Book Review: Holy Fire (Bruce Sterling 1996)

Note: in this review, I spoil nothing past the first 20-30 pages or so. You can see more reviews and an excerpt of the book here.

Rating: 4/5 stars

I really enjoyed “Holy Fire”. Though it is high-tech, low life in the fashion of cyberpunk, I found the characters much more believable than most cyberpunk books. The characters still have ambitions and hopes and don’t just spend their time dwelling on how awful life is (any more than we do now). The book is set about 100 years in the future, in a society where the very elderly call the shots and society is about collectively minimized risk and efficiency. The main character, Mia, is an elderly woman who partakes in a medical procedure to extend her life, and her subsequent adventures. Mia struggles with the effect on the young of a society dominated by the old and her own risk-averse tendencies. Along the way she meets a lot of fun people.

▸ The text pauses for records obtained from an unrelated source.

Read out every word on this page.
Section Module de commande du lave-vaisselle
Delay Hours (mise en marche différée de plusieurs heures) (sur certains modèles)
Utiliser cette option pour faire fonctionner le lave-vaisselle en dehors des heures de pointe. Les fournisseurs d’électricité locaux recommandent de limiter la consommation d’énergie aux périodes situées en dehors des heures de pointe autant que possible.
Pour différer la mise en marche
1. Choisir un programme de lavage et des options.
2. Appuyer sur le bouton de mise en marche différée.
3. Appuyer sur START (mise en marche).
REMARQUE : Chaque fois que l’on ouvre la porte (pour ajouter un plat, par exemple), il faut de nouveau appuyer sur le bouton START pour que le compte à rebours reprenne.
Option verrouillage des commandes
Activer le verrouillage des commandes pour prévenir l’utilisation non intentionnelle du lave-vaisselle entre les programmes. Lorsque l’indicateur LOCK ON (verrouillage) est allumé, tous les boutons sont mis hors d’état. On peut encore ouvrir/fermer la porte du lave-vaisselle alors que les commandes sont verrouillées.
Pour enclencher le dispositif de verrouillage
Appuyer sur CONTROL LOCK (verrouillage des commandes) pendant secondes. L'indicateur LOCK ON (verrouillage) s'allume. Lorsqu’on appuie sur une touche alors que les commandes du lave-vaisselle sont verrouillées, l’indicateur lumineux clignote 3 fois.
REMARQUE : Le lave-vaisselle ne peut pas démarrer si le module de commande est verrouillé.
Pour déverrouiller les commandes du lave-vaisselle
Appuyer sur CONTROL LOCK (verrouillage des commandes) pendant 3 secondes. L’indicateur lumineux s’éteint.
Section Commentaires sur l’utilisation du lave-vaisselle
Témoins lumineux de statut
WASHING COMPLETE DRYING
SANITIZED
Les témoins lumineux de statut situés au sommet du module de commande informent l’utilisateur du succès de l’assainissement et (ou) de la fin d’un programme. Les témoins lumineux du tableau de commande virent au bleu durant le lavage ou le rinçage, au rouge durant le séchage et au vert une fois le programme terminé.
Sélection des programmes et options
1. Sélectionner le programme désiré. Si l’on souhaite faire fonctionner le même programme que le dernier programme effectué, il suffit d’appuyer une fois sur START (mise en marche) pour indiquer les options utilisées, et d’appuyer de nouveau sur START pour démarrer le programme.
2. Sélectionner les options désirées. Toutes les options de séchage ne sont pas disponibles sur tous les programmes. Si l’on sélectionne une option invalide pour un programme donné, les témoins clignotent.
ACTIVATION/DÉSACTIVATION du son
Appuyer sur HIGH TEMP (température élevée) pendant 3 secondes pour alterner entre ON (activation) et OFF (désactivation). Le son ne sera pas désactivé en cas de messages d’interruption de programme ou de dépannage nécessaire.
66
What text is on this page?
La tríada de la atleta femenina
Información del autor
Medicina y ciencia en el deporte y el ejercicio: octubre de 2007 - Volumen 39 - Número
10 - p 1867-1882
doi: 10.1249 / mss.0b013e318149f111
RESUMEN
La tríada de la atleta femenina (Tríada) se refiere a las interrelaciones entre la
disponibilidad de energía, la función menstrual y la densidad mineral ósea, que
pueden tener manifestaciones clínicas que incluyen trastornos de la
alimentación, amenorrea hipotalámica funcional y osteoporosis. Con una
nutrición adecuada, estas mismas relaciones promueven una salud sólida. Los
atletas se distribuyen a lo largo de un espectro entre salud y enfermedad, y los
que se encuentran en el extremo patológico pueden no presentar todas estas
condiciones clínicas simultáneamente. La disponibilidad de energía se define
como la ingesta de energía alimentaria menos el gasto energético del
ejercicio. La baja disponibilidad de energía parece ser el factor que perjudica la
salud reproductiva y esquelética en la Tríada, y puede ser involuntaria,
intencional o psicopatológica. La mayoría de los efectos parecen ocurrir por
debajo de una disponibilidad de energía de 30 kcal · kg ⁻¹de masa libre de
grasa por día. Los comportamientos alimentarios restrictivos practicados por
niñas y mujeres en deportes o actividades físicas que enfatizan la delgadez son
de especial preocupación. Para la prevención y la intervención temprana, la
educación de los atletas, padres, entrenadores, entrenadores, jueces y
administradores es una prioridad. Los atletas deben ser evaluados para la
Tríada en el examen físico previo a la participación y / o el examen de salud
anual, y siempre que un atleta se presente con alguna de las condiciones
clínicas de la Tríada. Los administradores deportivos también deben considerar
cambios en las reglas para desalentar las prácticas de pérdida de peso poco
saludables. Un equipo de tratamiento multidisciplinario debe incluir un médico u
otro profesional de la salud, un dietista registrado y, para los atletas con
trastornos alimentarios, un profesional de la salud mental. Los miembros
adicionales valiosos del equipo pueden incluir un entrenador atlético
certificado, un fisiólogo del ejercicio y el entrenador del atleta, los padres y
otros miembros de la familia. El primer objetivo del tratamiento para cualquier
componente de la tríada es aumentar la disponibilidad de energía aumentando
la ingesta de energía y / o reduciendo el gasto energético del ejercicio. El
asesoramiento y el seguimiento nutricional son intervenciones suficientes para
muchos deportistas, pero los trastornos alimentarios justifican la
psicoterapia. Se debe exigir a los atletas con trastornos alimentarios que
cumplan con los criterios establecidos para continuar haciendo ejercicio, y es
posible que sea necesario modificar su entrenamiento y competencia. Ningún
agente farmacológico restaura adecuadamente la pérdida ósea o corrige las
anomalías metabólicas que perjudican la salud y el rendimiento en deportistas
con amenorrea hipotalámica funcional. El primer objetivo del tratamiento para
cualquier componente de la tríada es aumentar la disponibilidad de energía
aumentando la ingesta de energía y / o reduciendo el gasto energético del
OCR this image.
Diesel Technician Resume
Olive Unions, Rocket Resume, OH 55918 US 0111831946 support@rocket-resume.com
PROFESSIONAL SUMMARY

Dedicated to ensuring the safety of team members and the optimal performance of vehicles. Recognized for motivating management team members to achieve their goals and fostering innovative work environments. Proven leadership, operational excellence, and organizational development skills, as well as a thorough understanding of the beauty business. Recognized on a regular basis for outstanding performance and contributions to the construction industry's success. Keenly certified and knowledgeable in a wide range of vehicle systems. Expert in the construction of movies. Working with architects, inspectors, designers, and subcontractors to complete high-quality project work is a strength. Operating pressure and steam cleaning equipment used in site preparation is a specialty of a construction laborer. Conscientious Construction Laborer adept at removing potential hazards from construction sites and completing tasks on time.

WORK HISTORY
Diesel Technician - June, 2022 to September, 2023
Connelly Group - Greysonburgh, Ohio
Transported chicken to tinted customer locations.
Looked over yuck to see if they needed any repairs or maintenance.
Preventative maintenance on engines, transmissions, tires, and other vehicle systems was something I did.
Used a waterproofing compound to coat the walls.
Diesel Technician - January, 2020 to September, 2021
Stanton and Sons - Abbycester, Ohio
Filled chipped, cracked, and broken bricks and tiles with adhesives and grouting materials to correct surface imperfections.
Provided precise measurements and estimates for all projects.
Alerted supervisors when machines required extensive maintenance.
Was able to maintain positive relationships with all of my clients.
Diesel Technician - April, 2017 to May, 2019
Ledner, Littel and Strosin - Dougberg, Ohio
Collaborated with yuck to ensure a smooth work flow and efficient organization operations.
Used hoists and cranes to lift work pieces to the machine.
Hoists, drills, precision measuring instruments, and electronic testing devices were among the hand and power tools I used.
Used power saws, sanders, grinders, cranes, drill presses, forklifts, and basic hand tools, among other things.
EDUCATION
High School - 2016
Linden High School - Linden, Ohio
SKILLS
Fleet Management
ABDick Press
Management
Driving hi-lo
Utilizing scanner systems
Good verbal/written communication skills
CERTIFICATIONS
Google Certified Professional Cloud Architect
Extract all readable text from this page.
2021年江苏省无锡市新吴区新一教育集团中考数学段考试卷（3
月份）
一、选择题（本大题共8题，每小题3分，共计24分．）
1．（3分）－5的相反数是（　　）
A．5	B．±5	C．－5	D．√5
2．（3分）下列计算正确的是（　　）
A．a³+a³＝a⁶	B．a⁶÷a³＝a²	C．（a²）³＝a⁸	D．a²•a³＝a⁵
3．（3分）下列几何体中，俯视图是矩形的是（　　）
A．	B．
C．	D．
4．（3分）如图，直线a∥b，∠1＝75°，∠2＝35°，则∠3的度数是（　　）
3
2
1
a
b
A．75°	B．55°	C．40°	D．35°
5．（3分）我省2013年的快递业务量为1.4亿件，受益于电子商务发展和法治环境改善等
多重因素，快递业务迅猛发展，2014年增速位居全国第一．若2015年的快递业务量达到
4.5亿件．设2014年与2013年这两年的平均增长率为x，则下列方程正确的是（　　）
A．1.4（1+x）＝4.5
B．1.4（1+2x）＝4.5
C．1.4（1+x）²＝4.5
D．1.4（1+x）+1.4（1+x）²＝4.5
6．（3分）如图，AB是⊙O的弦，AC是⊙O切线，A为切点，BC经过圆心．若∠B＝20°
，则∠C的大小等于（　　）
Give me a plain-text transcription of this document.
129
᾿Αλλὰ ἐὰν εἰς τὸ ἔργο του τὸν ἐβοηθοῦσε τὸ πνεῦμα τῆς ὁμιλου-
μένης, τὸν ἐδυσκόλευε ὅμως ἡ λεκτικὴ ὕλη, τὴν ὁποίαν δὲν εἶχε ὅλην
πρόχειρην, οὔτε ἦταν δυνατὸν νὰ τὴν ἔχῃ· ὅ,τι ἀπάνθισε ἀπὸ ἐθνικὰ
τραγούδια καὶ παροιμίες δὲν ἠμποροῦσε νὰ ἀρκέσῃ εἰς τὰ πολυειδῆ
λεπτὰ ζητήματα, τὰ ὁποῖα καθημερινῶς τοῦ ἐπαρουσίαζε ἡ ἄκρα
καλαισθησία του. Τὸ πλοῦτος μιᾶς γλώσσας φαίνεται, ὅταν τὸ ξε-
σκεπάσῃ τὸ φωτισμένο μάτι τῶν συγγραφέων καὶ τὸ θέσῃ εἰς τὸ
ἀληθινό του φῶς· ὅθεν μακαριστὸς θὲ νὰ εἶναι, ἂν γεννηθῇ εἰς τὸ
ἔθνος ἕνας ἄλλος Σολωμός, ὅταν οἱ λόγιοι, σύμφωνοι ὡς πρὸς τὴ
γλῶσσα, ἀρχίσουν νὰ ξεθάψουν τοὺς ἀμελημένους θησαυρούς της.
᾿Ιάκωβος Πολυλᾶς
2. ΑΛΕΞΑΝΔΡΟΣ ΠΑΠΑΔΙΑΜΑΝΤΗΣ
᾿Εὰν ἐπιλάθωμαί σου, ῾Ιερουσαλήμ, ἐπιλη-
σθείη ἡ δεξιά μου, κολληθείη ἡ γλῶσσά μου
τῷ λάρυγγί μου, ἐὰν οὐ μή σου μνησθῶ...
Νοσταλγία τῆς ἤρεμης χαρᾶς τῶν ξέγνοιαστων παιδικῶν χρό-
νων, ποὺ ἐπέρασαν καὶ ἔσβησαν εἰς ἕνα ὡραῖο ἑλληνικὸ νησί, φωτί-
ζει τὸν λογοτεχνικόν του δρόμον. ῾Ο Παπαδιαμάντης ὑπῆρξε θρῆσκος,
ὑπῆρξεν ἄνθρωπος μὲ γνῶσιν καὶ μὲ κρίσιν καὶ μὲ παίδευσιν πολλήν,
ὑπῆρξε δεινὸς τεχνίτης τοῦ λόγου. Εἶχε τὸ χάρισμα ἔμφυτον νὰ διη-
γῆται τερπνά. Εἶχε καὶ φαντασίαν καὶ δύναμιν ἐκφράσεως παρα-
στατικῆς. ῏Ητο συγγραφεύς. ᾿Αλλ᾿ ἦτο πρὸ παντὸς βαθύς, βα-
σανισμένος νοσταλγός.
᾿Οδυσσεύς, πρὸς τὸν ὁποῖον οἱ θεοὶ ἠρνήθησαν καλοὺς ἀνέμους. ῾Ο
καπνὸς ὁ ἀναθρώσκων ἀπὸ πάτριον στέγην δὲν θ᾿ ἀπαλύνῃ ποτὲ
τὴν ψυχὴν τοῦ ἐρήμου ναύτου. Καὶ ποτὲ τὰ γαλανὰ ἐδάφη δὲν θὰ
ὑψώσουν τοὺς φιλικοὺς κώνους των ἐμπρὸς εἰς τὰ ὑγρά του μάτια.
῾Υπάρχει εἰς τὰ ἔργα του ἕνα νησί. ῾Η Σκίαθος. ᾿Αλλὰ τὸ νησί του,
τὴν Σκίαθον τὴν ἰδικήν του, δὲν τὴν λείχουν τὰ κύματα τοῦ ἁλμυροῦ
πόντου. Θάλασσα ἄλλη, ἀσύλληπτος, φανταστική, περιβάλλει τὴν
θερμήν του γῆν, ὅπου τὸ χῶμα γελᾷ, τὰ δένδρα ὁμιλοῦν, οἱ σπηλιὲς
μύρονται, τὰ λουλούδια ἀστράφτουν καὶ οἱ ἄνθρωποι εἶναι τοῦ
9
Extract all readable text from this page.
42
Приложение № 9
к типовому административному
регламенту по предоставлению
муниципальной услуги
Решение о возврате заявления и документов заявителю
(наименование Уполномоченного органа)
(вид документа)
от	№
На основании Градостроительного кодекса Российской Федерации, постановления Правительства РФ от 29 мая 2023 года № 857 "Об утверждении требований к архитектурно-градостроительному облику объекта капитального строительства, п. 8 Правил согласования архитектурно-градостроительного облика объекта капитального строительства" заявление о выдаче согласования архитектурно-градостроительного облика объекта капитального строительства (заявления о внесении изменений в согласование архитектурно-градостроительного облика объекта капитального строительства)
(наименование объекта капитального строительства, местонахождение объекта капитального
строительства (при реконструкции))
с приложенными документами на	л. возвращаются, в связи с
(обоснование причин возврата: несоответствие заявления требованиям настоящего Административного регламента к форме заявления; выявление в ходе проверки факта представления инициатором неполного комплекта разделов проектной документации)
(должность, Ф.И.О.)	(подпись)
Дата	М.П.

Before I read “Holy Fire”, I was aware of Bruce Sterling and his reputation as a cyberpunk author. I had read the canonical cyberpunk work “Neuromancer” by Gibson, and I was not impressed. Cyberpunk seemed just like rebranding dystopia. But a friend (check out her well-received science fiction work here) loaned me “Holy Fire” by Bruce Sterling, so I read it.

The book is also populated with cool gadgets that are irrelevant but colorful. Sterling doesn’t dwell on any particular one, and the book is peppered with fun droplets of future tech. There is a dog that has been technologically enhanced to be able to talk, but in the fashion that a dog might. There are cities built of edible bio-materials. There are programmable wigs.

Ultimately, I’m not sure if the book hangs together fully in the end for me. I’m not sure if the tales of Mia add up to say something to me. So perhaps it is not a masterpiece. But I enjoyed it thoroughly the entire time I was reading it, which is a rarity. Also a vivid female protagonist is nice (this was actually why my friend recommended the book). To anyone interested, I would definitely recommend a read.